L’Algérie franchit une nouvelle étape décisive dans le renforcement de son arsenal de prévention contre le blanchiment d’argent et le financement du terrorisme.
Dans ce cadre, les sociétés d’huissiers de justice sont désormais tenues de s’immatriculer auprès du Centre national du registre du commerce (CNRC) et de procéder à la déclaration de leurs bénéficiaires effectifs, conformément aux dispositions légales en vigueur.
Un délai a été fixé au 25 décembre pour se conformer à cette obligation, sous peine de sanctions prévues par la loi.
Cette mesure s’inscrit dans la dynamique de mise en conformité de l’Algérie avec les standards internationaux du Groupe d’action financière (GAFI), notamment en matière de transparence des structures juridiques et de traçabilité des flux financiers.
À cet effet, la Chambre nationale des huissiers de justice a adressé une correspondance officielle aux sociétés civiles d’huissiers, rappelant que ces dernières exercent, en tant que personnes morales, une activité professionnelle réglementée à caractère commercial et sont, de ce fait, soumises aux mêmes obligations déclaratives que les autres sociétés commerciales.

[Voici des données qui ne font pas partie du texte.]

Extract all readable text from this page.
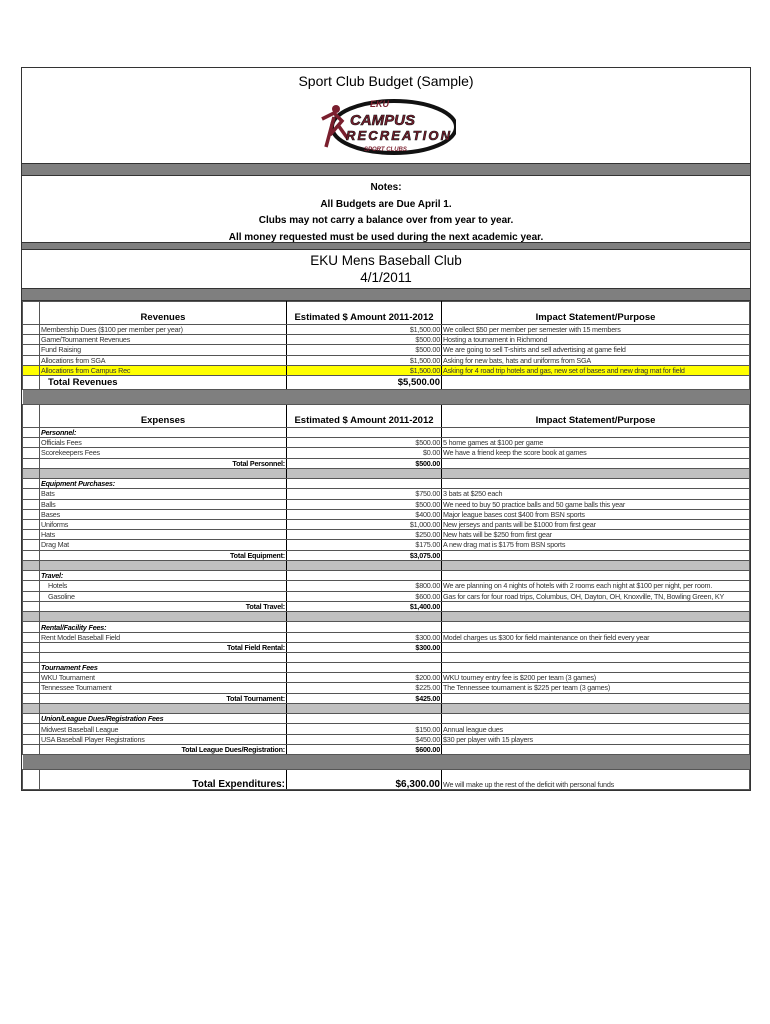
Sport Club Budget (Sample)
EKU
CAMPUS
RECREATION
SPORT CLUBS
Notes:
All Budgets are Due April 1.
Clubs may not carry a balance over from year to year.
All money requested must be used during the next academic year.
EKU Mens Baseball Club
4/1/2011
	Revenues	Estimated $ Amount 2011-2012	Impact Statement/Purpose
	Membership Dues ($100 per member per year)	$1,500.00	We collect $50 per member per semester with 15 members
	Game/Tournament Revenues	$500.00	Hosting a tournament in Richmond
	Fund Raising	$500.00	We are going to sell T-shirts and sell advertising at game field
	Allocations from SGA	$1,500.00	Asking for new bats, hats and uniforms from SGA
	Allocations from Campus Rec	$1,500.00	Asking for 4 road trip hotels and gas, new set of bases and new drag mat for field
	Total Revenues	$5,500.00	

	Expenses	Estimated $ Amount 2011-2012	Impact Statement/Purpose
	Personnel:		
	Officials Fees	$500.00	5 home games at $100 per game
	Scorekeepers Fees	$0.00	We have a friend keep the score book at games
	Total Personnel:	$500.00	

	Equipment Purchases:		
	Bats	$750.00	3 bats at $250 each
	Balls	$500.00	We need to buy 50 practice balls and 50 game balls this year
	Bases	$400.00	Major league bases cost $400 from BSN sports
	Uniforms	$1,000.00	New jerseys and pants will be $1000 from first gear
	Hats	$250.00	New hats will be $250 from first gear
	Drag Mat	$175.00	A new drag mat is $175 from BSN sports
	Total Equipment:	$3,075.00	

	Travel:		
	Hotels	$800.00	We are planning on 4 nights of hotels with 2 rooms each night at $100 per night, per room.
	Gasoline	$600.00	Gas for cars for four road trips, Columbus, OH, Dayton, OH, Knoxville, TN, Bowling Green, KY
	Total Travel:	$1,400.00	

	Rental/Facility Fees:		
	Rent Model Baseball Field	$300.00	Model charges us $300 for field maintenance on their field every year
	Total Field Rental:	$300.00	

	Tournament Fees		
	WKU Tournament	$200.00	WKU tourney entry fee is $200 per team (3 games)
	Tennessee Tournament	$225.00	The Tennessee tournament is $225 per team (3 games)
	Total Tournament:	$425.00	

	Union/League Dues/Registration Fees		
	Midwest Baseball League	$150.00	Annual league dues
	USA Baseball Player Registrations	$450.00	$30 per player with 15 players
	Total League Dues/Registration:	$600.00	

	Total Expenditures:	$6,300.00	We will make up the rest of the deficit with personal funds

La loi n° 01-05 relative à la prévention et à la lutte contre le blanchiment d’argent et le financement du terrorisme impose en effet l’identification des bénéficiaires effectifs, définis comme les personnes physiques qui, en dernier ressort, possèdent ou contrôlent une entité juridique ou pour le compte desquelles une opération est réalisée.
Cette déclaration doit comporter des informations précises, notamment l’identité complète, la date et le lieu de naissance, la nationalité ainsi que le numéro de la carte nationale d’identité ou du passeport pour les ressortissants étrangers.
La Chambre nationale des huissiers de justice a tenu à souligner l’engagement ferme de la profession dans la lutte contre ces crimes financiers, affirmant que les huissiers sont « en première ligne » dans la protection de l’économie nationale et de la sécurité du pays.
Leur rôle, au carrefour du judiciaire, de l’économique et de l’administratif, leur confère une responsabilité particulière dans la détection et la prévention des pratiques illicites.
Cette obligation trouve son fondement juridique dans le Décret exécutif n° 23-429, pris en application de la loi n° 23-01 du 7 février 2023, qui introduit des mesures structurantes, notamment la création d’un registre national des bénéficiaires effectifs, hébergé au CNRC.
Ce registre vise à centraliser et sécuriser les informations, tout en garantissant leur accès aux autorités compétentes et, dans certaines conditions, au public.
Parallèlement, le CNRC a lancé une vaste campagne de sensibilisation, incluant l’envoi de SMS, à destination des sociétés commerciales et civiles, des associations, des organisations à but non lucratif ainsi que des waqfs privés, afin de rappeler le caractère obligatoire de cette déclaration.
Le non-respect de cette obligation constitue une infraction passible de sanctions.
La déclaration peut être effectuée par voie électronique, via la plateforme dédiée du CNRC, simplifiant ainsi les démarches administratives.
Cette réforme marque un tournant majeur dans la gouvernance financière en Algérie et renforce la crédibilité du pays sur la scène internationale en matière de lutte contre les flux financiers illicites.